Zunächst zum Russland-Geschäft. Die Süddeutsche Zeitung, die zuerst über die Lieferung der Düsseldorfer Rüstungsschmiede Rheinmetall berichtete, beziffert den Wert des Übungszentrums auf 100 Millionen Euro. Das ist im Vergleich mit den Volumina anderer Waffengeschäfte nicht nur recht wenig. Zugleich hieß es aus dem russischen Verteidigungsministerium, dass der Anteil Rheinmetalls am Gesamtprojekt ohnehin nur bei zehn Prozent gelegen habe. Welche Teile des Übungszentrums für jährlich bis zu 30.000 Soldaten aus Deutschland geliefert werden sollten, ist unklar, alle Beteiligten hüllen sich in Schweigen.

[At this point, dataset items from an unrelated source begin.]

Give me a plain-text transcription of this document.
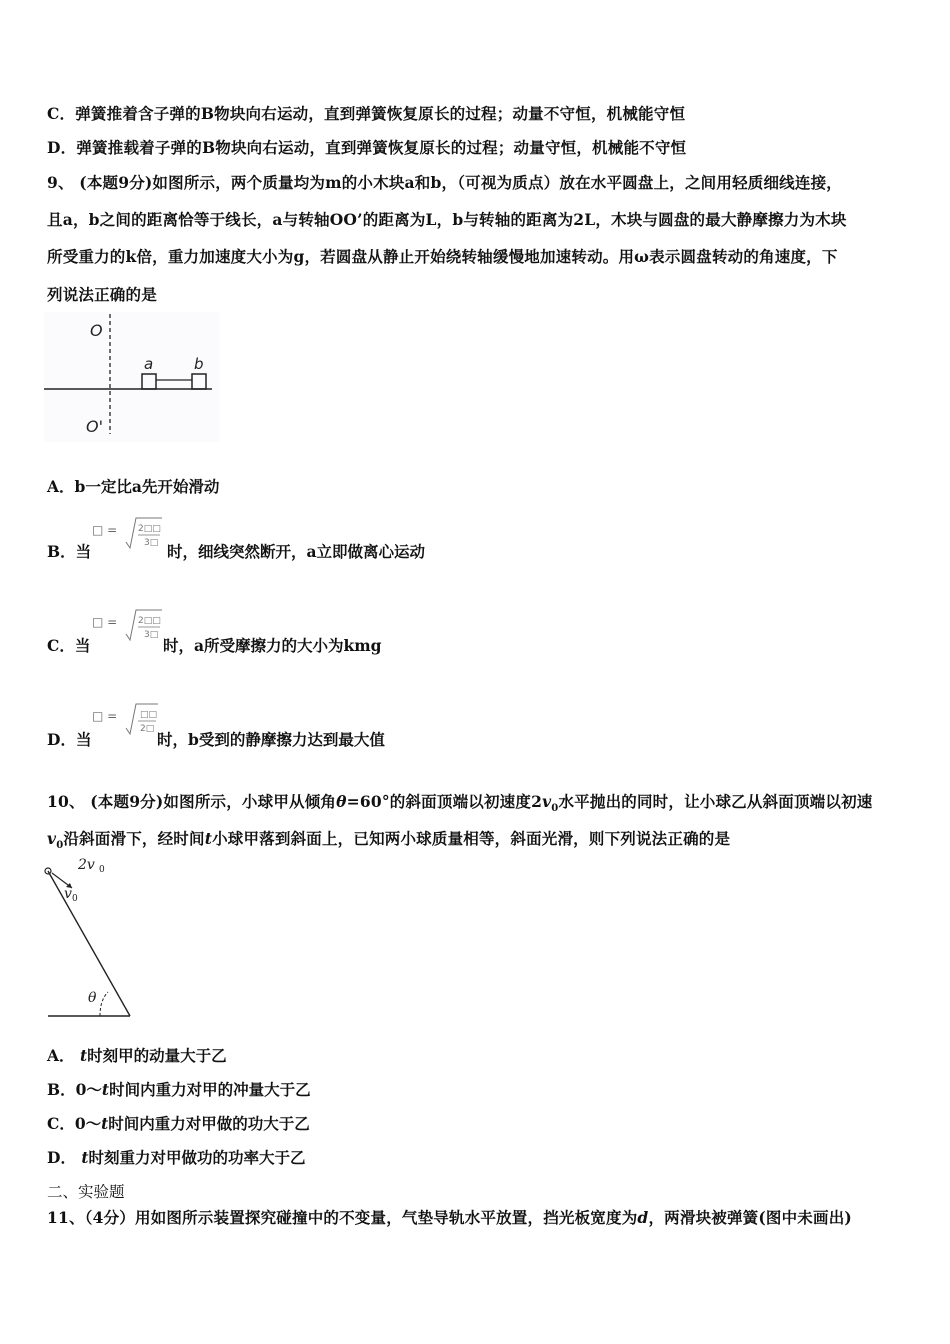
C．弹簧推着含子弹的B物块向右运动，直到弹簧恢复原长的过程；动量不守恒，机械能守恒
D．弹簧推载着子弹的B物块向右运动，直到弹簧恢复原长的过程；动量守恒，机械能不守恒
9、 (本题9分)如图所示，两个质量均为m的小木块a和b，（可视为质点）放在水平圆盘上，之间用轻质细线连接，
且a，b之间的距离恰等于线长，a与转轴OO’的距离为L，b与转轴的距离为2L，木块与圆盘的最大静摩擦力为木块
所受重力的k倍，重力加速度大小为g，若圆盘从静止开始绕转轴缓慢地加速转动。用ω表示圆盘转动的角速度，下
列说法正确的是
O
O'
a	b
A．b一定比a先开始滑动
B．当
□ = 2□□
3□ 时，细线突然断开，a立即做离心运动
C．当
□ = 2□□
3□
时，a所受摩擦力的大小为kmg
D．当
□ =	□□
2□
时，b受到的静摩擦力达到最大值
10、 (本题9分)如图所示，小球甲从倾角θ=60°的斜面顶端以初速度$2v_0$水平抛出的同时，让小球乙从斜面顶端以初速
$v_0$沿斜面滑下，经时间t小球甲落到斜面上，已知两小球质量相等，斜面光滑，则下列说法正确的是
2v 0
v 0
θ
A． t时刻甲的动量大于乙
B．0～t时间内重力对甲的冲量大于乙
C．0～t时间内重力对甲做的功大于乙
D． t时刻重力对甲做功的功率大于乙
二、实验题
11、（4分）用如图所示装置探究碰撞中的不变量，气垫导轨水平放置，挡光板宽度为d，两滑块被弹簧(图中未画出)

Dass das Projekt durch das Veto aus dem Berliner Wirtschaftsministerium gestoppt worden ist, wie es von dort heißt, scheint aber unwahrscheinlich. Aus Moskau jedenfalls verlautet, man könne die Komponenten mit landeseigener Technik ersetzen. Zumal die Russen genug Zeit zur Vorbereitung hatten: Das bilaterale Geschäft lag bereits seit März auf Eis. Seither liefen intensive Verhandlungen zwischen dem Berliner Wirtschaftsministerium und Rheinmetall. Es ist davon auszugehen, dass die russischen Geschäftspartner über den Stand der Dinge informiert waren.

Waffenverkäufe aus Deutschland nehmen zu

Macht der Sozialdemokrat Gabriel also Ernst mit seiner wiederholt angekündigten restriktiveren Rüstungspolitik? Nicht nur die Details des nun gestoppten Russland-Geschäftes lassen daran Zweifel aufkommen. Auch die Branchenzahlen widersprechen der Selbsteinschätzung des Wirtschaftsministers.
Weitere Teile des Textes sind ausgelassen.